7月11日、東京都渋谷区のMIYASHITA PARK内にある複合型エンターテインメント施設「or (オア)」で開催中の「三井不動産SAMURAI BLUE 3D EXPERIENCE Presented by SAISON」にて、元日本代表キャプテンでサッカー解説者の松木安太郎氏による特別トークショーが行われた。イベントは5月29日から7月20日まで開催されており、サッカー日本代表がピッチで見る「最高の景色」を3Dメガネで体感できる内容だ。
超大型3D LEDモニターで臨場感あふれる体験
会場には横9.6m×縦3.6mの超大型3D LEDモニターと360度音響システムが設置され、専用メガネを通して立体映像を楽しめる。日本代表の近年の実績を紹介するコンテンツが大迫力で映し出され、視界いっぱいに広がるフィールドは、メディア映像やスタジアム観戦とは異なる新たな体験を提供する。松木氏はこの映像について「いや~、迫力がありますね!選手と一緒に動いている感じでね」と興奮気味に感想を述べた。
松木氏が振り返るW杯日本代表の死闘
トークショーでは松木氏がFIFAワールドカップ2026(※原文ママ、実際は2022年大会か)の日本代表戦を熱く語った。グループリーグ第1戦のオランダ戦については、「僕はね、終わったあと『勝った』と勘違いしてるぐらいで、非常に良い試合だった。あのグループではオランダがトップで抜けるだろうと言われていたので」とコメント。中村敬斗選手のシュートを「かっこいいねぇ!本当に、あのシュートは見事でした!!」と絶賛した。

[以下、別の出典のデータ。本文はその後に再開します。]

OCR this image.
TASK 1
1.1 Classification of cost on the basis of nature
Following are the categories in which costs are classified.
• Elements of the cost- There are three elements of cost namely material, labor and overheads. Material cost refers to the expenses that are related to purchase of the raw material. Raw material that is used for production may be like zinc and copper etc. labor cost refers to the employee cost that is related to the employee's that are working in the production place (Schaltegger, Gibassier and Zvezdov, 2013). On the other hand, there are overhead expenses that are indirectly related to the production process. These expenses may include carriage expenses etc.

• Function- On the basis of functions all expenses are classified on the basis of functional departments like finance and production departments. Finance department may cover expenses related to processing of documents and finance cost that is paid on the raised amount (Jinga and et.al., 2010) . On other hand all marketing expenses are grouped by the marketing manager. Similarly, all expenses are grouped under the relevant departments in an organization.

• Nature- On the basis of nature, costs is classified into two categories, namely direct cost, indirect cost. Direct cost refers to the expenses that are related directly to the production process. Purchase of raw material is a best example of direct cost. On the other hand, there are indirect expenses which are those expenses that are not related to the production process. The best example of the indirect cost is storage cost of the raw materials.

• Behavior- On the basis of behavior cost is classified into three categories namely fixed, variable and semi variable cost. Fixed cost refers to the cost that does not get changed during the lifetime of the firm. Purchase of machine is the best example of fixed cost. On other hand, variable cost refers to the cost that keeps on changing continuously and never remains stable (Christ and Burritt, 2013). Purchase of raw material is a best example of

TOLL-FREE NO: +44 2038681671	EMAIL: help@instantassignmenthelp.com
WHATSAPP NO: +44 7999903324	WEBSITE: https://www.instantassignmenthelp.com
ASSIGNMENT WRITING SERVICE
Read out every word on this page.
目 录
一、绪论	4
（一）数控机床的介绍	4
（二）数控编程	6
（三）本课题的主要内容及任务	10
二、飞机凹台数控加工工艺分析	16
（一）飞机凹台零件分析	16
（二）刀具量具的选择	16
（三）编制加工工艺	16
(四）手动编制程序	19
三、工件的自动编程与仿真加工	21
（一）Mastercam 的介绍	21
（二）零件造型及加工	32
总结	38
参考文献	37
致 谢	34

第2戦のチュニジア戦では、会場変更や悪天候による困難を指摘。「暑いだけでなく、雨もすごい降ったらしい。近くのホテルで断水や停電があった」と背景を説明。上田綺世選手については「体の強さを感じました。自分の持っているコースで決められた。日本の新たな強さが示されましたね」と評価した。
スウェーデン戦とブラジル戦の分析
第3戦のスウェーデン戦については、松木氏は会場で観戦。ダラスのドーム内は約20度と涼しく、「ハイドレーションブレイクがいらないくらい。選手は良い環境でプレーできた」と述べる一方、試合結果には悔しさをにじませ、「ヨーロッパのレベルの高さを痛感した。イタリアすら3大会連続出場できない厳しさ。もっともっと上を見ていかなきゃな」と語った。
決勝トーナメント1回戦のブラジル戦では、先制点を「本っ当~に良いシュート。相手のボールをカットして、そのまま。素晴らしかった!!」と称賛。しかし後半にブラジルが戦術を変え、両サイドからのクロスで日本のディフェンスを広げた点を指摘。「ブラジルの巧みさはやっぱり上だった。逆に言えば、そこまでさせた。これを教訓にして、頂点を目指す通過点にできれば前向きに捉えられる」と分析した。
今後の強化ポイントとサポーターの力
松木氏は「日本代表のディフェンスは今大会でも相当評価されている」としつつ、「各国、本当に特徴がある」と強調。メッシ、エムバペ、ハーランド選手を例に挙げ、「運動能力の高い選手が増えた。身長、パワー、スピードを持った選手が強調されているチームが多い」と指摘。その上で「ワールドカップは守っているだけじゃ上に進めない」と述べ、理想として「ボールを持っている選手がゲームメーカーになるチーム」を掲げた。
最後に松木氏は日本のサポーターを賞賛。「言霊のように、みんなの力になった。不安になりながらプレーする選手を後押しできるのはサポーターの声。ゴミ拾いの文化も素晴らしい」と語り、今後の日本代表への期待を込めて「次のワールドカップに向けて準備している選手がいっぱい。タレントも増えている。皆さんの応援が大きな力になる」と締めくくった。